In martial arts there are many different types of salutes. The wushu salute, which we perform at the beginning and at end of class, has a very deep philosophical meaning and a long cultural and ancient Chinese traditional history.

The modern wushu salute that we practice today it taken from the North Shaolin Temple Salute and it was then standardised by the people’s republic of china in 1986.

The salute was chosen due to its long history in wushu kung fu.

It is said that all Chinese Martials arts originate from Shaolin and still even hundreds of years later the Shaolin monks still maintain this high level of expertise’s of physical and spiritual attainment from there practices. It is no surprise then that the modern wushu salute today should be taken from the oldest and most honourable origin.

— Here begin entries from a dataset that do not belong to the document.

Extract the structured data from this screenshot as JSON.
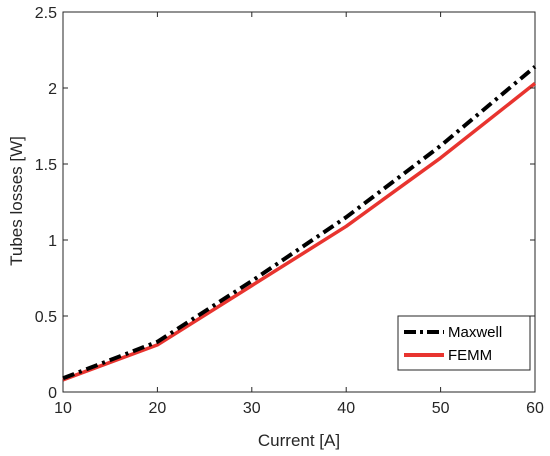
{
  "chart_data": {
    "type": "line",
    "xlabel": "Current [A]",
    "ylabel": "Tubes losses [W]",
    "xlim": [
      10,
      60
    ],
    "ylim": [
      0,
      2.5
    ],
    "x_ticks": [
      10,
      20,
      30,
      40,
      50,
      60
    ],
    "y_ticks": [
      0,
      0.5,
      1,
      1.5,
      2,
      2.5
    ],
    "x_tick_labels": [
      "10",
      "20",
      "30",
      "40",
      "50",
      "60"
    ],
    "y_tick_labels": [
      "0",
      "0.5",
      "1",
      "1.5",
      "2",
      "2.5"
    ],
    "grid": false,
    "legend_position": "bottom-right",
    "series": [
      {
        "name": "Maxwell",
        "x": [
          10,
          20,
          30,
          40,
          50,
          60
        ],
        "values": [
          0.09,
          0.33,
          0.73,
          1.15,
          1.62,
          2.14
        ],
        "color": "#000000",
        "style": "dash-dot"
      },
      {
        "name": "FEMM",
        "x": [
          10,
          20,
          30,
          40,
          50,
          60
        ],
        "values": [
          0.08,
          0.31,
          0.7,
          1.09,
          1.54,
          2.03
        ],
        "color": "#e8342f",
        "style": "solid"
      }
    ]
  }
}
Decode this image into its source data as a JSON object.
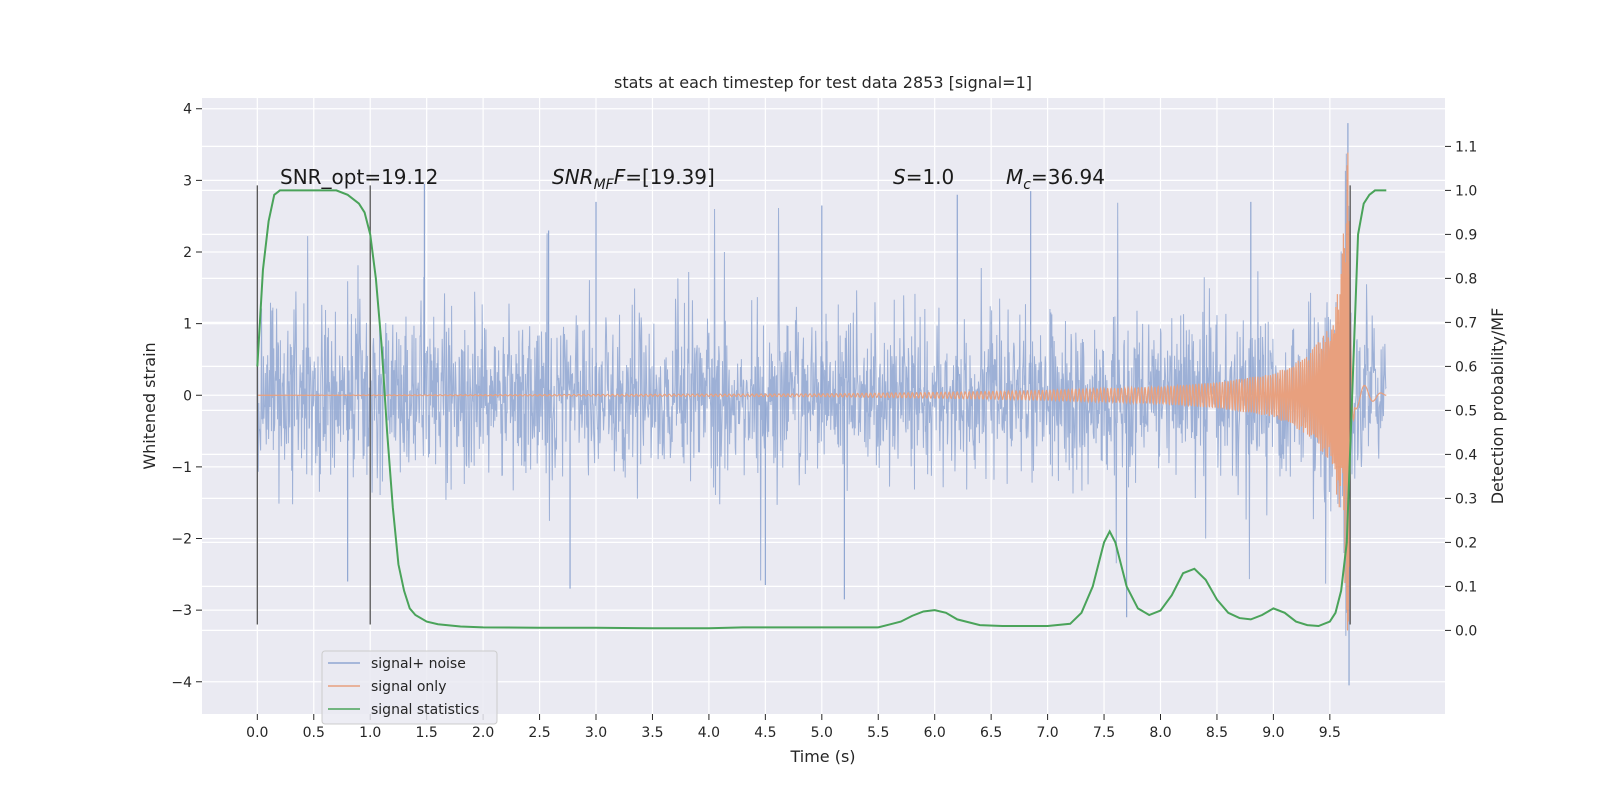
{
  "chart_data": {
    "type": "line",
    "title": "stats at each timestep for test data 2853 [signal=1]",
    "xlabel": "Time (s)",
    "ylabel_left": "Whitened strain",
    "ylabel_right": "Detection probability/MF",
    "xlim": [
      -0.49,
      10.52
    ],
    "ylim_left": [
      -4.45,
      4.15
    ],
    "ylim_right": [
      -0.19,
      1.21
    ],
    "x_ticks": [
      0.0,
      0.5,
      1.0,
      1.5,
      2.0,
      2.5,
      3.0,
      3.5,
      4.0,
      4.5,
      5.0,
      5.5,
      6.0,
      6.5,
      7.0,
      7.5,
      8.0,
      8.5,
      9.0,
      9.5
    ],
    "x_tick_labels": [
      "0.0",
      "0.5",
      "1.0",
      "1.5",
      "2.0",
      "2.5",
      "3.0",
      "3.5",
      "4.0",
      "4.5",
      "5.0",
      "5.5",
      "6.0",
      "6.5",
      "7.0",
      "7.5",
      "8.0",
      "8.5",
      "9.0",
      "9.5"
    ],
    "y_ticks_left": [
      -4,
      -3,
      -2,
      -1,
      0,
      1,
      2,
      3,
      4
    ],
    "y_tick_labels_left": [
      "−4",
      "−3",
      "−2",
      "−1",
      "0",
      "1",
      "2",
      "3",
      "4"
    ],
    "y_ticks_right": [
      0.0,
      0.1,
      0.2,
      0.3,
      0.4,
      0.5,
      0.6,
      0.7,
      0.8,
      0.9,
      1.0,
      1.1
    ],
    "y_tick_labels_right": [
      "0.0",
      "0.1",
      "0.2",
      "0.3",
      "0.4",
      "0.5",
      "0.6",
      "0.7",
      "0.8",
      "0.9",
      "1.0",
      "1.1"
    ],
    "grid": true,
    "legend": {
      "placement": "lower-left",
      "entries": [
        "signal+ noise",
        "signal only",
        "signal statistics"
      ]
    },
    "colors": {
      "signal_noise": "#8fa6d1",
      "signal_only": "#e8a07e",
      "statistics": "#4aa35a",
      "vlines": "#555555",
      "background": "#eaeaf2",
      "grid": "#ffffff"
    },
    "annotations": {
      "snr_opt": "SNR_opt=19.12",
      "snr_mf_name": "SNR",
      "snr_mf_sub": "MF",
      "snr_mf_value": "=[19.39]",
      "s_name": "S",
      "s_value": "=1.0",
      "mc_name": "M",
      "mc_sub": "c",
      "mc_value": "=36.94"
    },
    "vertical_lines": [
      {
        "x": 0.0,
        "y_range": [
          -3.2,
          2.93
        ]
      },
      {
        "x": 1.0,
        "y_range": [
          -3.2,
          2.93
        ]
      },
      {
        "x": 9.68,
        "y_range": [
          -3.2,
          2.93
        ]
      }
    ],
    "series": [
      {
        "name": "signal+ noise",
        "axis": "left",
        "x_range": [
          0.0,
          10.0
        ],
        "noise_band": [
          -1.4,
          1.5
        ],
        "notable_peaks": [
          {
            "x": 1.48,
            "y": 2.95
          },
          {
            "x": 2.58,
            "y": 2.3
          },
          {
            "x": 3.0,
            "y": 2.7
          },
          {
            "x": 5.0,
            "y": 2.65
          },
          {
            "x": 6.2,
            "y": 2.8
          },
          {
            "x": 6.85,
            "y": 2.85
          },
          {
            "x": 8.8,
            "y": 2.7
          },
          {
            "x": 9.66,
            "y": 3.8
          },
          {
            "x": 0.8,
            "y": -2.6
          },
          {
            "x": 2.77,
            "y": -2.7
          },
          {
            "x": 4.5,
            "y": -2.65
          },
          {
            "x": 5.2,
            "y": -2.85
          },
          {
            "x": 7.7,
            "y": -3.1
          },
          {
            "x": 9.67,
            "y": -4.05
          }
        ]
      },
      {
        "name": "signal only",
        "axis": "left",
        "x_range": [
          0.0,
          10.0
        ],
        "merger_time": 9.68,
        "envelope": [
          [
            0.0,
            0.0
          ],
          [
            5.0,
            0.02
          ],
          [
            6.0,
            0.04
          ],
          [
            7.0,
            0.07
          ],
          [
            8.0,
            0.12
          ],
          [
            8.5,
            0.18
          ],
          [
            9.0,
            0.3
          ],
          [
            9.3,
            0.55
          ],
          [
            9.5,
            0.95
          ],
          [
            9.6,
            1.7
          ],
          [
            9.66,
            3.4
          ],
          [
            9.69,
            1.5
          ],
          [
            9.72,
            0.2
          ],
          [
            10.0,
            0.0
          ]
        ]
      },
      {
        "name": "signal statistics",
        "axis": "right",
        "x": [
          0.0,
          0.05,
          0.1,
          0.15,
          0.2,
          0.3,
          0.4,
          0.5,
          0.6,
          0.7,
          0.8,
          0.9,
          0.95,
          1.0,
          1.05,
          1.1,
          1.15,
          1.2,
          1.25,
          1.3,
          1.35,
          1.4,
          1.5,
          1.6,
          1.8,
          2.0,
          2.5,
          3.0,
          3.5,
          4.0,
          4.3,
          4.5,
          5.0,
          5.5,
          5.7,
          5.8,
          5.9,
          6.0,
          6.1,
          6.2,
          6.4,
          6.6,
          7.0,
          7.2,
          7.3,
          7.4,
          7.5,
          7.55,
          7.6,
          7.7,
          7.8,
          7.9,
          8.0,
          8.1,
          8.2,
          8.3,
          8.4,
          8.5,
          8.6,
          8.7,
          8.8,
          8.9,
          9.0,
          9.1,
          9.2,
          9.3,
          9.4,
          9.5,
          9.55,
          9.6,
          9.65,
          9.7,
          9.75,
          9.8,
          9.85,
          9.9,
          10.0
        ],
        "values": [
          0.6,
          0.82,
          0.93,
          0.99,
          1.0,
          1.0,
          1.0,
          1.0,
          1.0,
          1.0,
          0.99,
          0.97,
          0.95,
          0.9,
          0.8,
          0.65,
          0.45,
          0.28,
          0.15,
          0.09,
          0.05,
          0.035,
          0.02,
          0.014,
          0.009,
          0.007,
          0.006,
          0.006,
          0.005,
          0.005,
          0.007,
          0.007,
          0.007,
          0.007,
          0.02,
          0.033,
          0.043,
          0.046,
          0.04,
          0.025,
          0.012,
          0.01,
          0.01,
          0.015,
          0.04,
          0.1,
          0.2,
          0.225,
          0.2,
          0.1,
          0.05,
          0.035,
          0.045,
          0.08,
          0.13,
          0.14,
          0.115,
          0.07,
          0.04,
          0.028,
          0.025,
          0.035,
          0.05,
          0.04,
          0.02,
          0.012,
          0.01,
          0.02,
          0.04,
          0.09,
          0.2,
          0.55,
          0.9,
          0.97,
          0.99,
          1.0,
          1.0
        ]
      }
    ]
  }
}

The hand salute is the most basic kung fu etiquette that any practitioner must understand before they begin there practice. It is a form of respect that we show when entering or leaving your place of practice, it is used to greet you master or coach and or other practitioners therefore it is very important to understand what it means.

How you do it?

  1. The right hand is clenched in a fist.
  2. The left hand thumb is bent, and the four fingers are stacked and straight.
  3. The palm of the left hand is placed over the fist.
  4. Both fist and palm are about 20 to 30 cm from the chest, with both elbows bent and the arms forming a circle.
  5. The hands are held at chest height.
  6. The feet are together with the knees straight.
  7. The posture is erect and the eyes are focused on the person who is being saluted.

What does it represent?

  1. The fist represents martial arts ability and using the right fist demonstrates that you are pledged to the cultivation of the martial arts, and are using martial arts to make friends.
  2. The left hand thumb is bent out of humility. Chinese people will point to themselves with their thumb instead of their index finger, as westerners do. A straightened thumb, like the western thumb’s up gesture means “I’m number one!” to a Chinese. Therefore, the bent thumb means that that you are not number one.
  3. Even if you are, proper martial etiquette would demand that you remain humble and not show off.The four fingers stacked straight symbolize uniting Wushu across the four seas (or directions).
  4. When the fist and the palm come together it displays the union of sharing skill and martial arts practice around the world and amongst each other as friends in all martial arts community.

As we can already see the salute ceremony has a deep philosophical meaning and therefore should not be practiced as a mere formality. The action must have genuine intention of what one feels at the bottom of his or her heart.

When saluting to your teachers this shows your respect for his (or her) teachings. It is customary that the student should salute before the master.

When saluting to your partner the salute shows the intention not to hurt the partner, but to help him or her to progress to help hone each other’s skills.

When you salute before entering the training area you show respect to the schools ancestral history which represent the sacrifices that your grand teachers made for the discipline. It also demonstrates your respect for the space in which you train which from a Chan perceptive reflects self respect as we are a part of everything and everything is a part of us.

When saluting a practitioner from other martial arts disciplines it displays mutual respect for each other’s skills and abilities.

In shaolin we can see that the shaolin warrior monks often bow with one hand. This represent the story of Bodhidharma’s first disciple Huike and his dedication and commitment to Chan practice.

Bodhidharma was a Buddhist monk who lived during the 5th/6th century CE. He is traditionally credited as the transmitter of Ch’an (Sanskrit: Dhyāna, Japanese: Zen) to China, and regarded as its first Chinese patriarch. According to Chinese legend, he also began the physical training of the Shaolin monks that led to the creation of Shaolinquan. He was father of Zen/Chan Buddhism.

Legend has it that Bodhidharma initially refused to teach Huike. Huike stood in the snow outside Bodhidharma’s cave all night, until the snow reached his waist. In the morning Bodhidharma asked him why he was there. Huike replied that he wanted a teacher to “open the gate of the elixir of universal compassion to liberate all beings”.

Bodhidharma refused, saying, “how can you hope for true religion with little virtue, little wisdom, a shallow heart, and an arrogant mind? It would just be a waste of effort.”

Finally, to prove his resolve, Huike cut off his left arm and presented it to the First Patriarch as a token of his sincerity. Bodhidharma then accepted him as a student, and changed his name from Shenguang to Huike, which means “Wisdom and Capacity”.

Therefore the shaolin monks nowadays salute with the right hand only to highlight this legend and represent their commitment and dedication to there martial arts practice.